I have a table with dateRanges and corresponding IDs. I want to group the IDs based on whether their start/end range overlaps with the date range for another ID. If a date range for an ID is partially or completely within that for another ID, they should belong to the same group. I want to add a column indicating this grouping, alongside the start/end date as given by the smallest and largest dates within the group.
The data:
"ID""start""end"
1 2018-10-02 2019-01-15
2 2019-01-13 2019-02-01
3 2018-10-01 2018-11-01
4 2018-10-05 2018-10-06
5 2019-09-09 2019-10-08
6 2019-02-06 2019-02-07
7 2019-03-24 2019-04-17
8 2019-03-21 2019-04-14
9 2019-03-27 2019-04-16
10 2019-04-30 2019-05-08
The ideal result:
"ID""start""end""group_ID""group_start""group_end"

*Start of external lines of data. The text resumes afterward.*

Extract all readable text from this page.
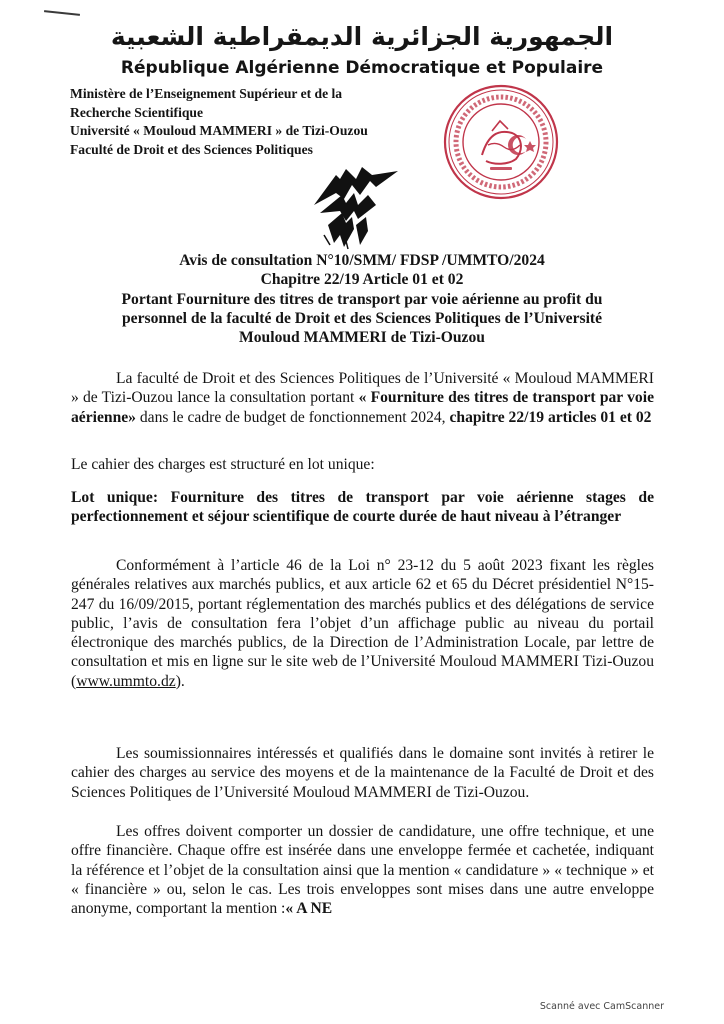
الجمهورية الجزائرية الديمقراطية الشعبية
République Algérienne Démocratique et Populaire
Ministère de l’Enseignement Supérieur et de la
Recherche Scientifique
Université « Mouloud MAMMERI » de Tizi-Ouzou
Faculté de Droit et des Sciences Politiques
Avis de consultation N°10/SMM/ FDSP /UMMTO/2024
Chapitre 22/19 Article 01 et 02
Portant Fourniture des titres de transport par voie aérienne au profit du
personnel de la faculté de Droit et des Sciences Politiques de l’Université
Mouloud MAMMERI de Tizi-Ouzou
La faculté de Droit et des Sciences Politiques de l’Université « Mouloud MAMMERI » de Tizi-Ouzou lance la consultation portant « Fourniture des titres de transport par voie aérienne» dans le cadre de budget de fonctionnement 2024, chapitre 22/19 articles 01 et 02
Le cahier des charges est structuré en lot unique:
Lot unique: Fourniture des titres de transport par voie aérienne stages de perfectionnement et séjour scientifique de courte durée de haut niveau à l’étranger
Conformément à l’article 46 de la Loi n° 23-12 du 5 août 2023 fixant les règles générales relatives aux marchés publics, et aux article 62 et 65 du Décret présidentiel N°15-247 du 16/09/2015, portant réglementation des marchés publics et des délégations de service public, l’avis de consultation fera l’objet d’un affichage public au niveau du portail électronique des marchés publics, de la Direction de l’Administration Locale, par lettre de consultation et mis en ligne sur le site web de l’Université Mouloud MAMMERI Tizi-Ouzou (www.ummto.dz).
Les soumissionnaires intéressés et qualifiés dans le domaine sont invités à retirer le cahier des charges au service des moyens et de la maintenance de la Faculté de Droit et des Sciences Politiques de l’Université Mouloud MAMMERI de Tizi-Ouzou.
Les offres doivent comporter un dossier de candidature, une offre technique, et une offre financière. Chaque offre est insérée dans une enveloppe fermée et cachetée, indiquant la référence et l’objet de la consultation ainsi que la mention « candidature » « technique » et « financière » ou, selon le cas. Les trois enveloppes sont mises dans une autre enveloppe anonyme, comportant la mention :« A NE
Scanné avec CamScanner
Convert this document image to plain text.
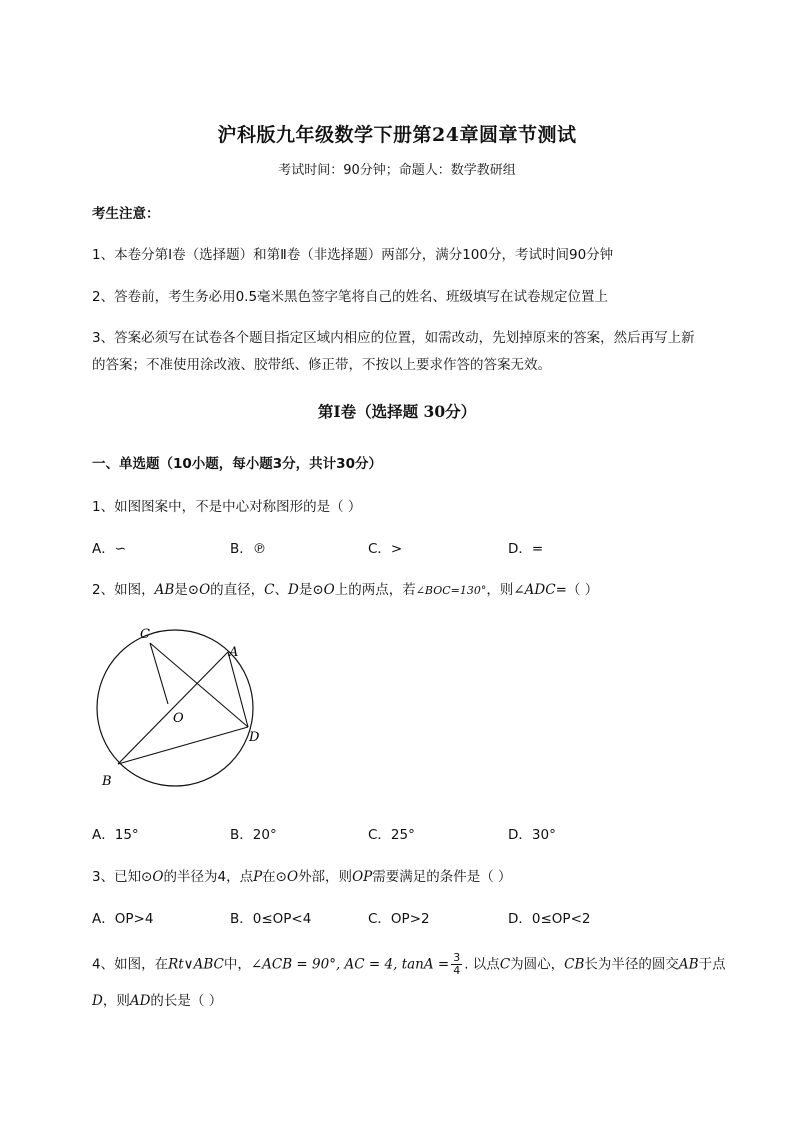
沪科版九年级数学下册第24章圆章节测试
考试时间：90分钟；命题人：数学教研组
考生注意：
1、本卷分第I卷（选择题）和第Ⅱ卷（非选择题）两部分，满分100分，考试时间90分钟
2、答卷前，考生务必用0.5毫米黑色签字笔将自己的姓名、班级填写在试卷规定位置上
3、答案必须写在试卷各个题目指定区域内相应的位置，如需改动，先划掉原来的答案，然后再写上新
的答案；不准使用涂改液、胶带纸、修正带，不按以上要求作答的答案无效。
第I卷（选择题 30分）
一、单选题（10小题，每小题3分，共计30分）
1、如图图案中，不是中心对称图形的是（ ）
A．∽	B．℗	C．>	D．=
2、如图，AB是⊙O的直径，C、D是⊙O上的两点，若∠BOC=130°，则∠ADC=（ ）
C
A
O
D
B
A．15°	B．20°	C．25°	D．30°
3、已知⊙O的半径为4，点P在⊙O外部，则OP需要满足的条件是（ ）
A．OP>4	B．0≤OP<4	C．OP>2	D．0≤OP<2
4、如图，在Rt∨ABC中，∠ACB = 90°, AC = 4, $\tan A = \frac{3}{4}$ . 以点C为圆心，CB长为半径的圆交AB于点
D，则AD的长是（ ）
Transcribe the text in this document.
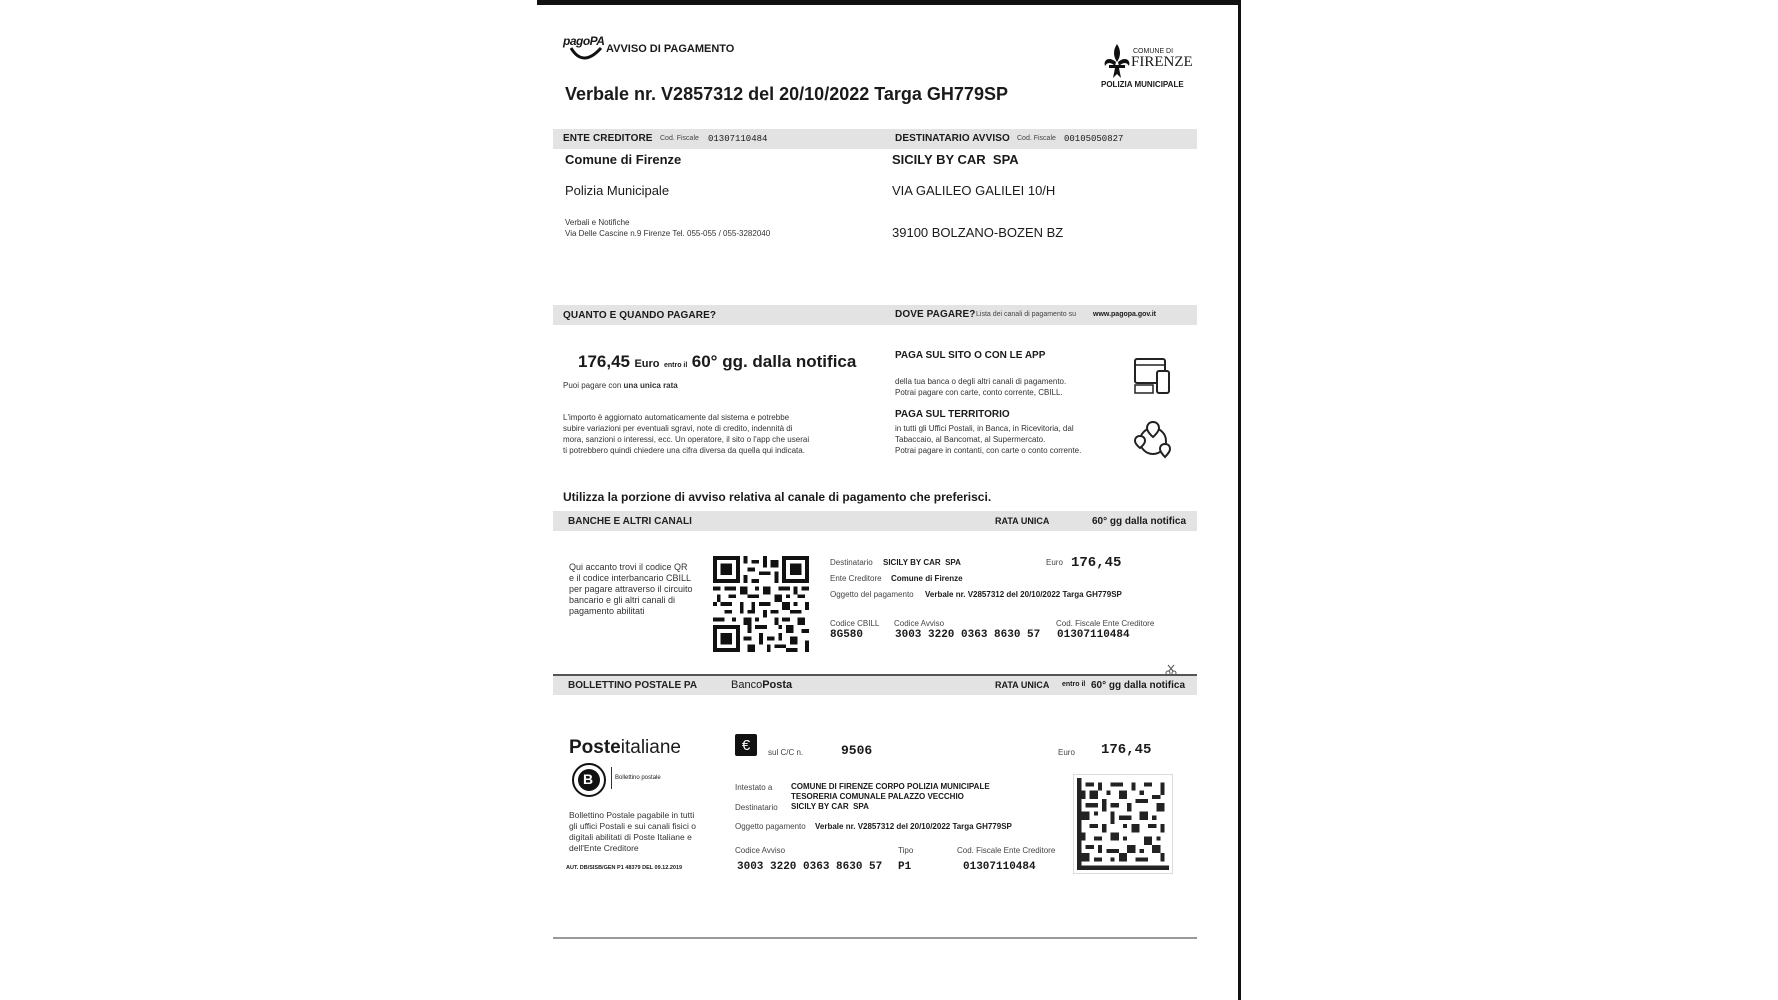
pagoPA
AVVISO DI PAGAMENTO
Verbale nr. V2857312 del 20/10/2022 Targa GH779SP
COMUNE DI
FIRENZE
POLIZIA MUNICIPALE
ENTE CREDITORE Cod. Fiscale 01307110484	DESTINATARIO AVVISO Cod. Fiscale 00105050827
Comune di Firenze
Polizia Municipale
Verbali e Notifiche
Via Delle Cascine n.9 Firenze Tel. 055-055 / 055-3282040
SICILY BY CAR  SPA
VIA GALILEO GALILEI 10/H
39100 BOLZANO-BOZEN BZ
QUANTO E QUANDO PAGARE?	DOVE PAGARE? Lista dei canali di pagamento su www.pagopa.gov.it
176,45 Euro entro il 60° gg. dalla notifica
Puoi pagare con una unica rata
L'importo è aggiornato automaticamente dal sistema e potrebbe
subire variazioni per eventuali sgravi, note di credito, indennità di
mora, sanzioni o interessi, ecc. Un operatore, il sito o l'app che userai
ti potrebbero quindi chiedere una cifra diversa da quella qui indicata.
PAGA SUL SITO O CON LE APP
della tua banca o degli altri canali di pagamento.
Potrai pagare con carte, conto corrente, CBILL.
PAGA SUL TERRITORIO
in tutti gli Uffici Postali, in Banca, in Ricevitoria, dal
Tabaccaio, al Bancomat, al Supermercato.
Potrai pagare in contanti, con carte o conto corrente.
Utilizza la porzione di avviso relativa al canale di pagamento che preferisci.
BANCHE E ALTRI CANALI	RATA UNICA	60° gg dalla notifica
Qui accanto trovi il codice QR
e il codice interbancario CBILL
per pagare attraverso il circuito
bancario e gli altri canali di
pagamento abilitati
Destinatario SICILY BY CAR  SPA
Ente Creditore Comune di Firenze
Oggetto del pagamento Verbale nr. V2857312 del 20/10/2022 Targa GH779SP
Euro 176,45
Codice CBILL
8G580
Codice Avviso
3003 3220 0363 8630 57
Cod. Fiscale Ente Creditore
01307110484
BOLLETTINO POSTALE PA	BancoPosta	RATA UNICA entro il 60° gg dalla notifica
Posteitaliane
B	Bollettino postale
Bollettino Postale pagabile in tutti
gli uffici Postali e sui canali fisici o
digitali abilitati di Poste Italiane e
dell'Ente Creditore
AUT. DB/SISB/GEN P1 48379 DEL 09.12.2019
€ sul C/C n.	9506	Euro 176,45
Intestato a COMUNE DI FIRENZE CORPO POLIZIA MUNICIPALE
TESORERIA COMUNALE PALAZZO VECCHIO
Destinatario SICILY BY CAR  SPA
Oggetto pagamento Verbale nr. V2857312 del 20/10/2022 Targa GH779SP
Codice Avviso
3003 3220 0363 8630 57
Tipo
P1
Cod. Fiscale Ente Creditore
01307110484
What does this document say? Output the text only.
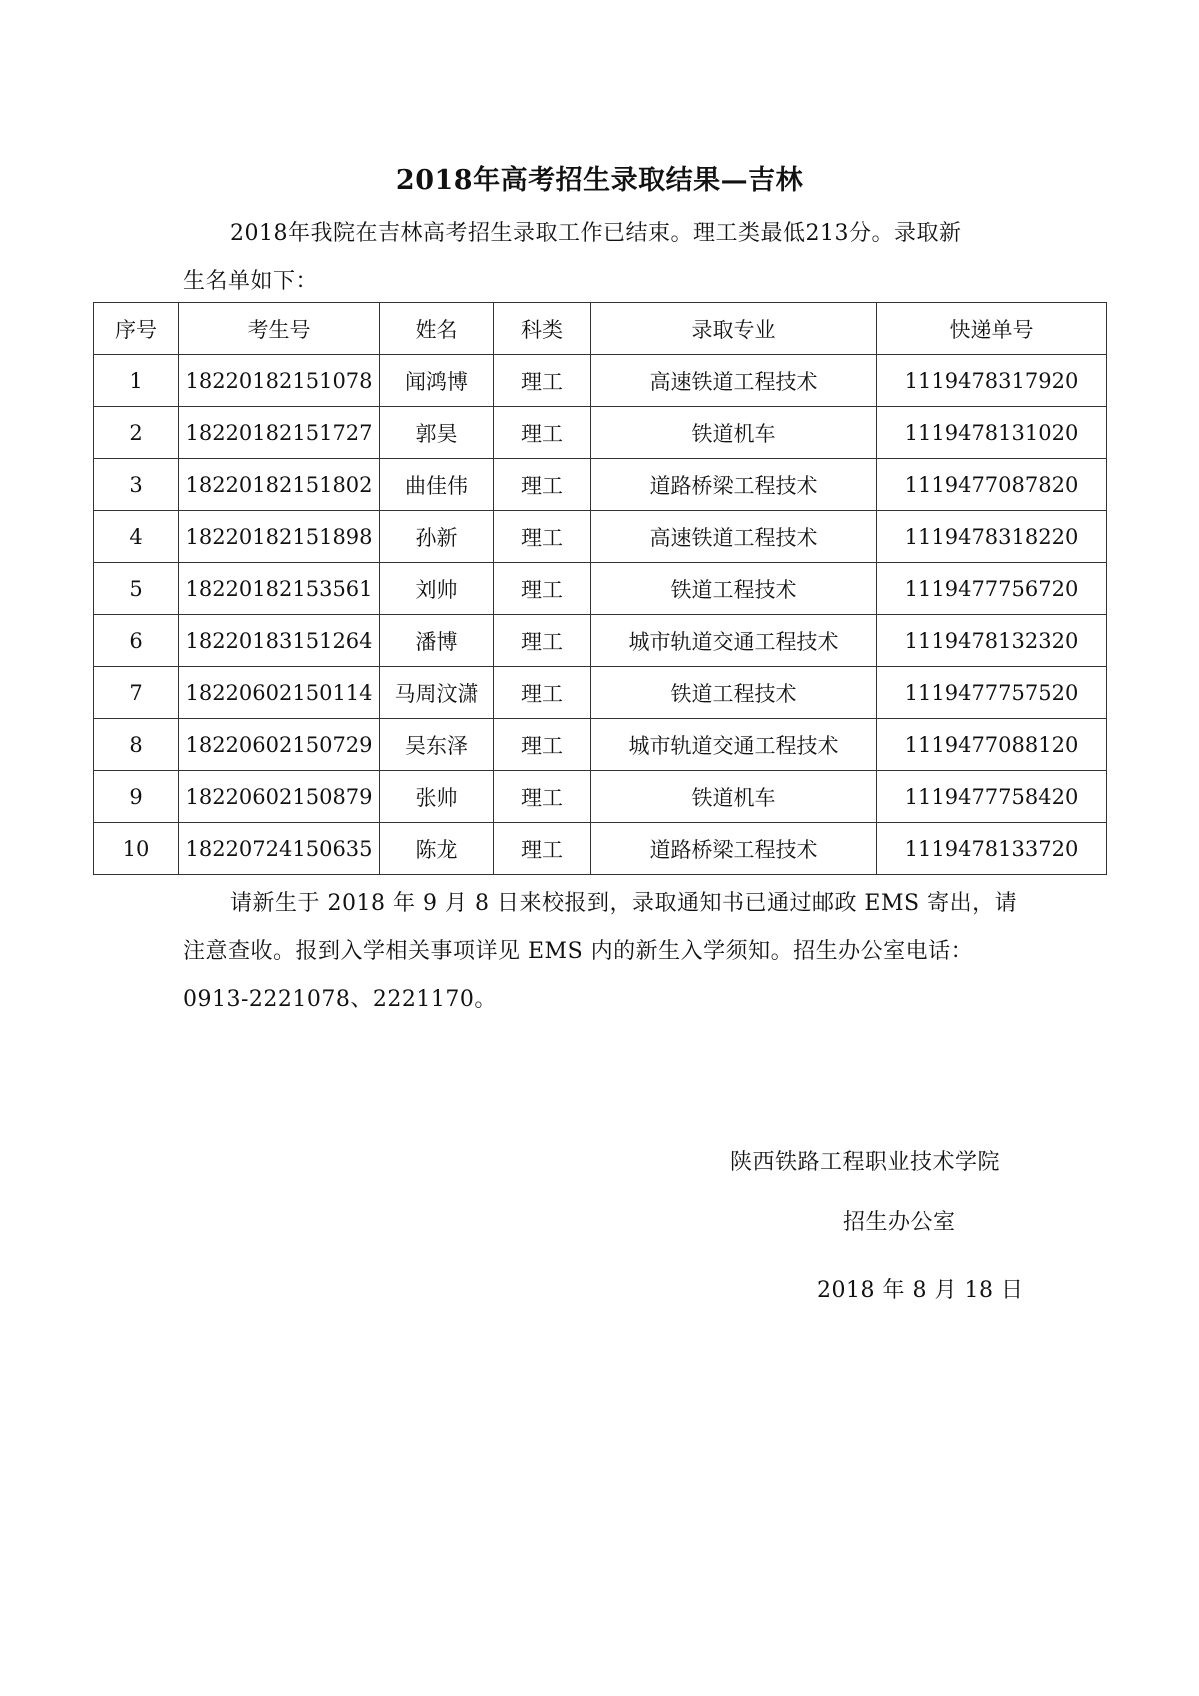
2018年高考招生录取结果—吉林
2018年我院在吉林高考招生录取工作已结束。理工类最低213分。录取新
生名单如下：
序号	考生号	姓名	科类	录取专业	快递单号
1	18220182151078	闻鸿博	理工	高速铁道工程技术	1119478317920
2	18220182151727	郭昊	理工	铁道机车	1119478131020
3	18220182151802	曲佳伟	理工	道路桥梁工程技术	1119477087820
4	18220182151898	孙新	理工	高速铁道工程技术	1119478318220
5	18220182153561	刘帅	理工	铁道工程技术	1119477756720
6	18220183151264	潘博	理工	城市轨道交通工程技术	1119478132320
7	18220602150114	马周汶潇	理工	铁道工程技术	1119477757520
8	18220602150729	吴东泽	理工	城市轨道交通工程技术	1119477088120
9	18220602150879	张帅	理工	铁道机车	1119477758420
10	18220724150635	陈龙	理工	道路桥梁工程技术	1119478133720
请新生于 2018 年 9 月 8 日来校报到，录取通知书已通过邮政 EMS 寄出，请
注意查收。报到入学相关事项详见 EMS 内的新生入学须知。招生办公室电话：
0913-2221078、2221170。
陕西铁路工程职业技术学院
招生办公室
2018 年 8 月 18 日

1 2018-10-02 2019-01-15 1 2018-10-01 2019-02-01
2 2019-01-13 2019-02-01 1 2018-10-01 2019-02-01
3 2018-10-01 2018-11-01 1 2018-10-01 2019-02-01
4 2018-10-05 2018-10-06 1 2018-10-01 2019-02-01
5 2019-09-09 2019-10-08 2 2019-09-09 2019-10-08
6 2019-02-06 2019-02-07 3 2019-02-06 2019-05-08
7 2019-03-24 2019-04-17 3 2019-02-06 2019-05-08
8 2019-03-21 2019-04-14 3 2019-02-06 2019-05-08
9 2019-03-27 2019-04-16 3 2019-02-06 2019-05-08
10 2019-04-30 2019-05-08 3 2019-02-06 2019-05-08
What I've been thinking of that may work is creating a matrix of IDs (i.e.- rows and columns spanning from ID 1 to ID 10) and filling each cell on whether the date ranges for the given intersection of IDs overlap. Following this, binning then into groups and finding the min/max for the given group, but this seems really complicated. There must be an easier solution that does not involve looking at edges on a matrix to create clusters.